Meg West shies away from the label “influencer,” but the truth is, she is one.
About a year and a half ago, she started a YouTube channel called Cybersecurity Meg and posted a video in which she shared her best tips and preparation advice for the Certified Information Systems Security Professional (CISSP) certification process. The video received roughly 10,000 views and, over the past year, Cybersecurity Meg has posted many more videos, amassing more than 200,000 views on her YouTube platform alone with no-nonsense advice and resources on getting into the field of cybersecurity.
“When I was studying for my CISSP exam in 2020, everywhere I turned to get info, I didn’t see anyone who looked like me,” West recalls. “I wanted to see this information from a diverse set of people. So I took it upon myself, and I randomly recorded a video. I was 24 at the time, and I received great feedback from so many people. From there, it has become one of my missions to proliferate free cybersecurity information to people that may not have access to it or may not be a person that fits the current mold of cybersecurity so they can say, ‘If she can do it, so can I.’”
Everything about West is inspirational. While pursuing her Master’s degree in cybersecurity, West was working on the cloud migration team for supply chain management company Tech Data — now Fortune 100 company TD Synnex. She saw an entry-level cybersecurity position open and, without any certifications or direct work experience at the time, she applied.
“It was me wanting to challenge myself. Despite no experience, they took a chance on me, which I think is really important today. I was able to efficiently communicate why I wanted to work in cybersecurity to get that initial position. The team and CISO there became some of my biggest supporters,” she recalls.
After her first few years in an entry-level cybersecurity role, West took on the role of Global Cybersecurity Incident Response Manager at Tech Data. “I’ve always been interested in technology, and for me, I was looking for a career where I could challenge myself and also feel valued and safe for a long time. Cybersecurity felt like a valuable space where I could bring my skillset and creativity and watch it change over the next couple of decades,” she says.
West eventually moved on to IBM in her current role as an X-Force Cyber Incident Response Team Consultant. “I help companies prepare for cybersecurity incidents, and I also help them respond if one occurs. I love that my job has an impact, and I love the fast-paced nature of incident response. It requires a high level of attention to detail, ability to change quickly, and ultimately helps others in what could be the worse days for any organization,” West says.
She may not have decades of cybersecurity experience yet, but West is an innovative, forward-thinking thought leader that has already made an impact on spotlighting security and narrowing the enormous skills gap the industry faces.
In addition to YouTube, West spreads her Cybersecurity Meg brand on Twitter, Instagram, LinkedIn and streaming platform Twitch. One video she posted, called “How I Would Get My First Cybersecurity Job With Zero Experience,” has already received more than 28,000 views.

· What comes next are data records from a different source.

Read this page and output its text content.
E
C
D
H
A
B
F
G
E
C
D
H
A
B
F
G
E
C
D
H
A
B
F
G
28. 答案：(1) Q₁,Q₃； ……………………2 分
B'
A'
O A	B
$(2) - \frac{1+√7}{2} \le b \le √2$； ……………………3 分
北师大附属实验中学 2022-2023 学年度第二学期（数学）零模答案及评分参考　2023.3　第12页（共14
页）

Since joining IBM, West has earned her Certified Cloud Security Professional (CCSP) certification and has become a sought-after speaker for conferences and media. She is dedicated to inspiring the next generation of cybersecurity professionals, especially women, and showing them that it’s possible to succeed in a field that has been traditionally intimidating to many.
“Cybersecurity lags in hiring for diversity,” she shares. “When I first started in this field, I was on a team of all men, all of whom were older than me. A problem we face as an industry that I’d like to change is that if someone wanting to come into cybersecurity doesn’t see anyone who looks like them or has a similar background, they may feel discouraged. One mold of people leads to a lack of creativity and doesn’t promote a well-rounded environment. We need to work on that because diversity brings more ideas, more creativity and helps encourage others.”
Speaking about the industry’s current cybersecurity skills gap, West says that it’s a shared problem that requires a multi-faceted response. “Often, when we talk about the skills gap, we place the onus on the people trying to get into the field, and that’s not accurate. First of all, organizations need to be much more realistic about what they are looking for and what cybersecurity jobs entail. There is this disconnect I see sometimes between HR, hiring managers and others at organizations. If you have an entry-level position open and you are asking for five years of experience and a CISSP certification, that will make people turn away. There needs to be a better understanding of what’s really needed and what is practical and truly reevaluate what ‘entry-level’ means,” she says.
Rather than focusing only on technical skills or direct job experience, West says that to encourage more diversity and inspire more people to enter the industry, organizations and business leaders should place more emphasis on the soft skills needed to succeed in cybersecurity, such as a strong work ethic, a passion for helping others, ability to work under pressure and an ability to adjust to a changing environment.
For her part, while focusing on her career and using her social media presence to mentor and help others, West would love to one day open a nonprofit geared toward educating young women and minorities on STEM topics and preparing them for entry-level cybersecurity positions. She says she has been lucky enough to have been surrounded by great people and leaders that have encouraged her along the way, and she’d like to pass that along.
“One of my mentors taught me that the worst thing you can do is say, ‘We’ve always done it that way.’ It’s important to be the voice of change, talk about different approaches and encourage others to make an impact too,” says West.